I just finished reading Willi Heinrich's "Cross of Iron" (aka "The Willing Flesh") on which Peckinpah's movie was based, and focuses on the 101st Jager division in the Caucasus and Crimea. The author served in this unit during the time period in which the story takes place.
While not an uplifting book, I did really enjoy reading it. The version I have was fully anglicized in its translation (submachine guns were referred to as Tommy guns for both sides) which was annoying at first, but the quality of the story overcame it.
Even if you have seen the movie, the book is worth reading since it is significantly different than the movie.
It is brutal, chauvinistic (women and homosexuals are caricatures, not characters) and somewhat nihilistic, but that sounds like the Eastern Front to me.
From Wikipedia:
Willi Heinrich was born in Heidelberg, Baden-Württemberg, and during the Second World War he fought the Russians in the Eastern Front with the 1st Battalion 228th Jäger Regiment of the 101st Jäger Division, the infantry unit of the characters of Das Geduldige Fleisch (The Willing Flesh; Cross of Iron), his most famous novel. In the war's course, the 101st Jäger Division suffered seven hundred per cent casualties; Heinrich was wounded five times.
After the war, Heinrich became a writer; his first novel, In einem Schloss zu wohnen, written 1950–1952, went unpublished until 1976, when he was an established novelist.
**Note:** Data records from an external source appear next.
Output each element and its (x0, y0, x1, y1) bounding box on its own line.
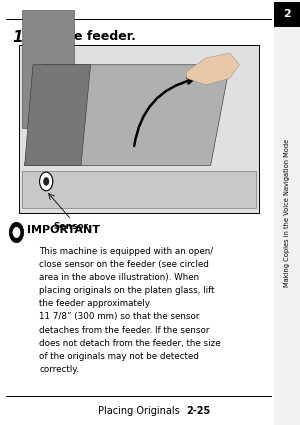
Bar (274, 2, 300, 27)
FancyArrowPatch shape (134, 78, 193, 146)
Text: This machine is equipped with an open/: This machine is equipped with an open/ (39, 246, 213, 255)
Text: area in the above illustration). When: area in the above illustration). When (39, 273, 199, 282)
Text: close sensor on the feeder (see circled: close sensor on the feeder (see circled (39, 260, 209, 269)
Polygon shape (25, 65, 91, 165)
Text: detaches from the feeder. If the sensor: detaches from the feeder. If the sensor (39, 326, 209, 334)
Text: Sensor: Sensor (54, 222, 89, 231)
Polygon shape (187, 53, 239, 85)
Text: does not detach from the feeder, the size: does not detach from the feeder, the siz… (39, 339, 220, 348)
Text: 2: 2 (283, 9, 291, 20)
Text: IMPORTANT: IMPORTANT (27, 225, 100, 235)
Text: Lift the feeder.: Lift the feeder. (27, 30, 136, 43)
Text: Making Copies in the Voice Navigation Mode: Making Copies in the Voice Navigation Mo… (284, 139, 290, 286)
Text: 1: 1 (12, 30, 22, 45)
Circle shape (9, 222, 24, 243)
Circle shape (13, 227, 20, 238)
Text: placing originals on the platen glass, lift: placing originals on the platen glass, l… (39, 286, 214, 295)
Bar (19, 45, 259, 212)
Circle shape (43, 177, 49, 186)
Polygon shape (25, 65, 230, 165)
Text: 11 7/8” (300 mm) so that the sensor: 11 7/8” (300 mm) so that the sensor (39, 312, 200, 321)
Text: 2-25: 2-25 (186, 405, 210, 416)
Text: correctly.: correctly. (39, 365, 79, 374)
Text: Placing Originals: Placing Originals (98, 405, 180, 416)
Circle shape (40, 172, 53, 191)
Text: of the originals may not be detected: of the originals may not be detected (39, 352, 199, 361)
Bar (22, 171, 256, 208)
Text: the feeder approximately: the feeder approximately (39, 299, 150, 308)
Bar (274, 0, 300, 425)
Bar (22, 10, 74, 127)
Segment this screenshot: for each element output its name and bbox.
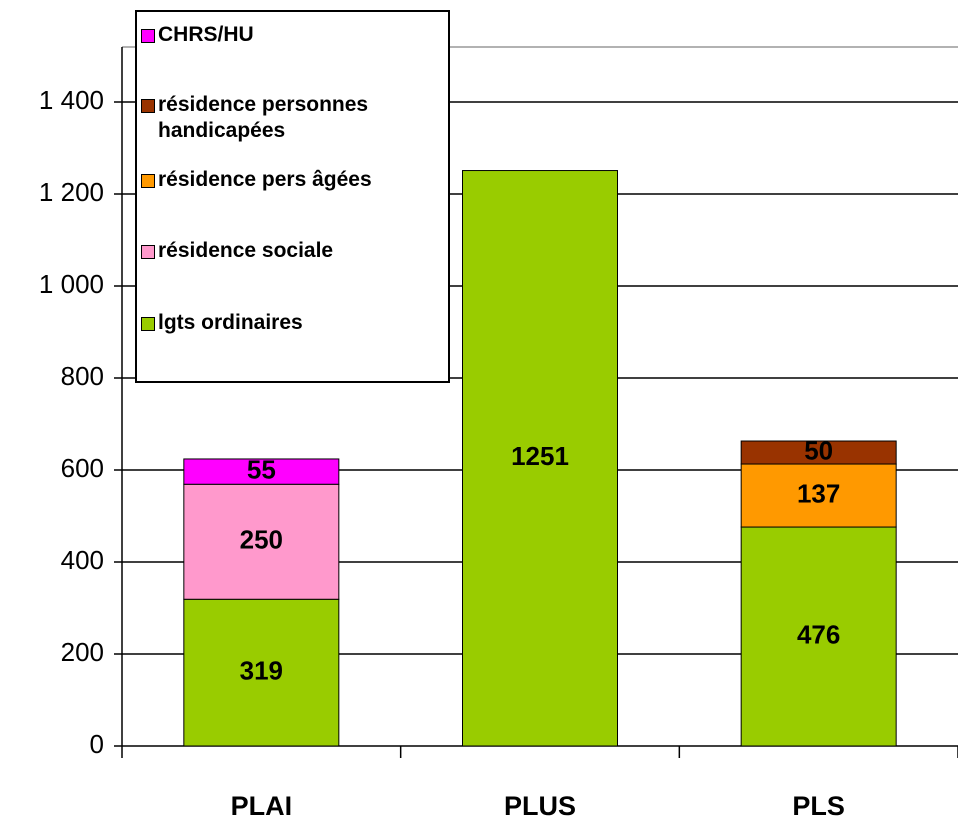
bar-segment: [183, 483, 340, 600]
y-tick-label: 200: [61, 637, 104, 667]
legend-swatch: [141, 174, 155, 188]
bar-segment: [740, 526, 897, 747]
data-label: 250: [240, 525, 283, 555]
bar-segment: [740, 440, 897, 465]
x-tick-label: PLUS: [504, 791, 576, 821]
bar-segment: [462, 170, 618, 747]
x-tick-label: PLS: [792, 791, 845, 821]
y-tick-label: 1 200: [39, 177, 104, 207]
legend-swatch: [141, 99, 155, 113]
bar-segment: [183, 458, 340, 485]
y-tick-label: 400: [61, 545, 104, 575]
legend-label: résidence pers âgées: [158, 168, 372, 191]
y-tick-label: 600: [61, 453, 104, 483]
legend-label: lgts ordinaires: [158, 311, 303, 334]
legend-entry: résidence personnes handicapées: [141, 92, 441, 144]
y-tick-label: 0: [90, 729, 104, 759]
legend-swatch: [141, 245, 155, 259]
legend-entry: résidence sociale: [141, 238, 441, 264]
data-label: 1251: [511, 441, 569, 471]
data-label: 55: [247, 454, 276, 484]
y-tick-label: 1 000: [39, 269, 104, 299]
legend-label: résidence sociale: [158, 239, 334, 262]
data-label: 137: [797, 478, 840, 508]
data-label: 50: [804, 435, 833, 465]
legend-label: résidence personnes handicapées: [158, 93, 369, 142]
data-label: 319: [240, 656, 283, 686]
legend-swatch: [141, 317, 155, 331]
legend-entry: résidence pers âgées: [141, 167, 441, 193]
legend: CHRS/HU résidence personnes handicapées ré…: [135, 10, 450, 383]
legend-label: CHRS/HU: [158, 23, 254, 46]
y-tick-label: 1 400: [39, 85, 104, 115]
legend-swatch: [141, 29, 155, 43]
legend-entry: CHRS/HU: [141, 22, 441, 48]
y-tick-label: 800: [61, 361, 104, 391]
data-label: 476: [797, 619, 840, 649]
legend-entry: lgts ordinaires: [141, 310, 441, 336]
bar-segment: [740, 463, 897, 528]
x-tick-label: PLAI: [231, 791, 293, 821]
His first commercial novel, Das Geduldige Fleisch (The Willing Flesh), was published in 1955, and almost immediately was translated to English and published as The Willing Flesh (1956), by Weidenfield & Nicolson in the U.K., and as Cross of Iron (1957), by Bobbs-Merrill in the U.S. To date, the novel remains in print and in many editions; in 1977, Sam Peckinpah cinematically adapted it as Cross of Iron, featuring James Coburn as the protagonist anti-hero Rolf Steiner.
Though he began as a war genre novelist, Heinrich concentrated in the potboiler genre of soapy, sexy stories that were very popular in the 1970s and 1980s. Most of his books are novels, but Erzählungen (1985) is an anthology comprising three novellas: (i) Die Freundinnen, (ii) Fata Morgana, and (iii) Harte Bandagen. His last book, Der Gesang Der Sirenen [The Singing of the Sirens], was published in 1994 when he already was retired; Willi Heinrich died in Dobel, near Karlsruhe, in 2005.